Here’s a cool idea out of Carnegie Mellon for “virtual” traffic lights they think could cut down on congestion. And maybe they can around the margins.
But it’s not enough to trifle with this kind of small-bore stuff around the margins. There is only one policy that can really take a meat axe to traffic jams, and that is congestion pricing.
Matt Yglesias explains why this works:
Build a useful road and you’ll find that space on the road at peak times is a valuable commodity. And yet it’s also a commodity that’s generally either available for free or else available for a price that’s unrelated to the demand for space on the road. Naturally an underpriced valuable commodity leads to overconsumption. Traffic jams, in other words. Every once in a while Ben & Jerry’s holds a “free cone day” that invariably leads to long lines. Roadways in dynamic metro areas are basically holding free cone day five days a week. Charge people enough money to eliminate routine congestion and you’ll find yourself with fewer traffic jams and an enormous pool of revenue that can be used to maintain your basic infrastructure and upgrade your bus service.
Lots of people don’t like this idea because they don’t like taxes, but I think the correct way to look at this issue is that traffic congestion is already costing you a ton of time and money.
That is so much! I am confident that anyone could think of something better to spend it on than sitting in traffic.
The trade-off here is really between hidden costs – where you’re wasting the time and the gas money without really thinking about it – and direct costs – where you’re paying some money to drive faster during the peak travel times.

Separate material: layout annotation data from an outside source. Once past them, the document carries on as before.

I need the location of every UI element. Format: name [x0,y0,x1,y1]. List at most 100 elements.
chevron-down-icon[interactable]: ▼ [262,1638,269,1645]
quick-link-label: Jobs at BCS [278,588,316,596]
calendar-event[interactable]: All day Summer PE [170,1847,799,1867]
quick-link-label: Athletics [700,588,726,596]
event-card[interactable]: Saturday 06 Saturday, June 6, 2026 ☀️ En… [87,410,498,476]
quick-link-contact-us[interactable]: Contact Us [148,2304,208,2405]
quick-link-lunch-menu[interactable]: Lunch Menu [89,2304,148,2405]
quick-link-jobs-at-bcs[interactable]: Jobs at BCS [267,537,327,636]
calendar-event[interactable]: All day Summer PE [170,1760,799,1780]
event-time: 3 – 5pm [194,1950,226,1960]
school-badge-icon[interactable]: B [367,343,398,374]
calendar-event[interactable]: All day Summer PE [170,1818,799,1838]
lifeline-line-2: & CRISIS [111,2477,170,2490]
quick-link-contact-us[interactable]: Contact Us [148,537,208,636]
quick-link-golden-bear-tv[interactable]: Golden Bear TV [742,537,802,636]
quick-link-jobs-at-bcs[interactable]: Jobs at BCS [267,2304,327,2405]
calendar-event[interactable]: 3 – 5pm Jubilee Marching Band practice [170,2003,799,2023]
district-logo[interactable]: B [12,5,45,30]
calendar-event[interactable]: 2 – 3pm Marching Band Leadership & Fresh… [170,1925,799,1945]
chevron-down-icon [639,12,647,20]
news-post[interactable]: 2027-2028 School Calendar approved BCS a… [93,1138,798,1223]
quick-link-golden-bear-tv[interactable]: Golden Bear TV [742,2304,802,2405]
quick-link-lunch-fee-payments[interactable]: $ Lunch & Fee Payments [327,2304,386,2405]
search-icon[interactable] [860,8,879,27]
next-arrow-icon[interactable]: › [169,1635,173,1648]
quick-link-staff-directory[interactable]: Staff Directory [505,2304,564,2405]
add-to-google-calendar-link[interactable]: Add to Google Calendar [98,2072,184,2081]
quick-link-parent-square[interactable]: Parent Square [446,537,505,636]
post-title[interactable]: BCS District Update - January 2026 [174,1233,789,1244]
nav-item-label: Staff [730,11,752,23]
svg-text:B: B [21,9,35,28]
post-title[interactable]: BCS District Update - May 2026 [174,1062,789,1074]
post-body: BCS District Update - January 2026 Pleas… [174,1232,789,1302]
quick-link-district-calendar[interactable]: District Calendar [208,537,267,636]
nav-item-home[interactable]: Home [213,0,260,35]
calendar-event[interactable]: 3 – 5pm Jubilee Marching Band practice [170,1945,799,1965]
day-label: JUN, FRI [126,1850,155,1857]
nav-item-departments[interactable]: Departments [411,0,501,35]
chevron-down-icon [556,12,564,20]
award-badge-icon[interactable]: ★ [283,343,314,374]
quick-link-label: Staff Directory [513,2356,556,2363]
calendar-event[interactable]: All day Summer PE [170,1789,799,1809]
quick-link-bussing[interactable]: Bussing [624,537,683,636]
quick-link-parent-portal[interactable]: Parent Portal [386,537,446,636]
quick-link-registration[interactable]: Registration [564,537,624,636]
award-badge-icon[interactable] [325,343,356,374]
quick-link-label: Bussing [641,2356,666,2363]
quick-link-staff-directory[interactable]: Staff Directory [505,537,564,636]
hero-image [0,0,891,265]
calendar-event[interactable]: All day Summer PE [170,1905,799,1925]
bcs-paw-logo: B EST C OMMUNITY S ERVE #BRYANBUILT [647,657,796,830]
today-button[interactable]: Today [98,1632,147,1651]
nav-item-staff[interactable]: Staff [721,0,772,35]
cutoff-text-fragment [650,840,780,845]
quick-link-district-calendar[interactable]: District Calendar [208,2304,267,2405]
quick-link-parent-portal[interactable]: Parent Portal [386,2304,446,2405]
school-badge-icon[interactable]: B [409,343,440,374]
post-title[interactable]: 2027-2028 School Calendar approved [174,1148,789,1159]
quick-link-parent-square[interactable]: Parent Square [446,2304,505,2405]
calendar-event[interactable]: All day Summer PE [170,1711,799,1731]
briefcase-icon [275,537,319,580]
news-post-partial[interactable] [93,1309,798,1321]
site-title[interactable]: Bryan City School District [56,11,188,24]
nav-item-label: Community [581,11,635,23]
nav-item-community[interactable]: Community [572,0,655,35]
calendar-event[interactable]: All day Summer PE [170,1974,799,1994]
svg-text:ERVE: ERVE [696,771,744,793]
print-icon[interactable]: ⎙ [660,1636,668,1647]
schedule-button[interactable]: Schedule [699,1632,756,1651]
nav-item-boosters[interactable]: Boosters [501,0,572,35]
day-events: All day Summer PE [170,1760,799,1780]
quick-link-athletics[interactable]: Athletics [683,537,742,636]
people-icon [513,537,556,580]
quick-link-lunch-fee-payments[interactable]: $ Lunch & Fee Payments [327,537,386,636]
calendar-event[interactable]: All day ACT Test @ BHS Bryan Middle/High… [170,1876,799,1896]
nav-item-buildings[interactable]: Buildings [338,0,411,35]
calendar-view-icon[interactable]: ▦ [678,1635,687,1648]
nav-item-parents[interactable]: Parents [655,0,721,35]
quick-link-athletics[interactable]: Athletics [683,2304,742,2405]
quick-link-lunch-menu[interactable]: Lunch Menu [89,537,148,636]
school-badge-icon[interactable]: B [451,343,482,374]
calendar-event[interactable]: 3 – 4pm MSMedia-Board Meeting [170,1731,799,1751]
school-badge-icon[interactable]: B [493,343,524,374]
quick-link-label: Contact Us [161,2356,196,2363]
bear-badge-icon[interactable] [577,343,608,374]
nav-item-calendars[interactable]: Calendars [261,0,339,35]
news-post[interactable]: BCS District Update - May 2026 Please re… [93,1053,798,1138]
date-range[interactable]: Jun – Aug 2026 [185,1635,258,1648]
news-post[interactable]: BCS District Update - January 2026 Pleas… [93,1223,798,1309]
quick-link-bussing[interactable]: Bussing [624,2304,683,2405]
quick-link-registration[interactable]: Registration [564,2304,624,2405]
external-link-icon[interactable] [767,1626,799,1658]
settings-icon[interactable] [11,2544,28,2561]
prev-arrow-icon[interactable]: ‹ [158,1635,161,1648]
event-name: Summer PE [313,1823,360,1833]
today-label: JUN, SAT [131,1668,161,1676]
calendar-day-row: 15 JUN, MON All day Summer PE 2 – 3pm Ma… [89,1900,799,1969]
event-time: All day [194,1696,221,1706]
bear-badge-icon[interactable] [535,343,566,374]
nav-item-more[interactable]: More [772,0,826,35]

Direct costs can be politically ugly, but in this case I think it’s a no-brainer.
Cashless tolls will unlock the option of congestion pricing for major roads in all of PA’s big metros. This will enable even more people to quickly travel within the Commonwealth’s most productive economic regions, increasing the number of people who can live and work in them, and decreasing the amount of dead time in their days.
At the same time, it will raise a good deal of much-needed revenue for transit and auto infrastructure maintenance and expansion.
Revenue raised from congestion pricing in Pittsburgh could potentially fund more trains and other improvements on the Pittsburgh-Harrisburg Amtrak line, or fund the Bus Rapid Transit network. In Philly, it could raise money to reduce SEPTA fares, or pay for repairs, or save some of the endangered routes, or expand service.
Since Tom Corbett has another $1 billion in transportation revenue to come up with to hit his own panel’s recommendations, this option deserves to be considered in the budget debate.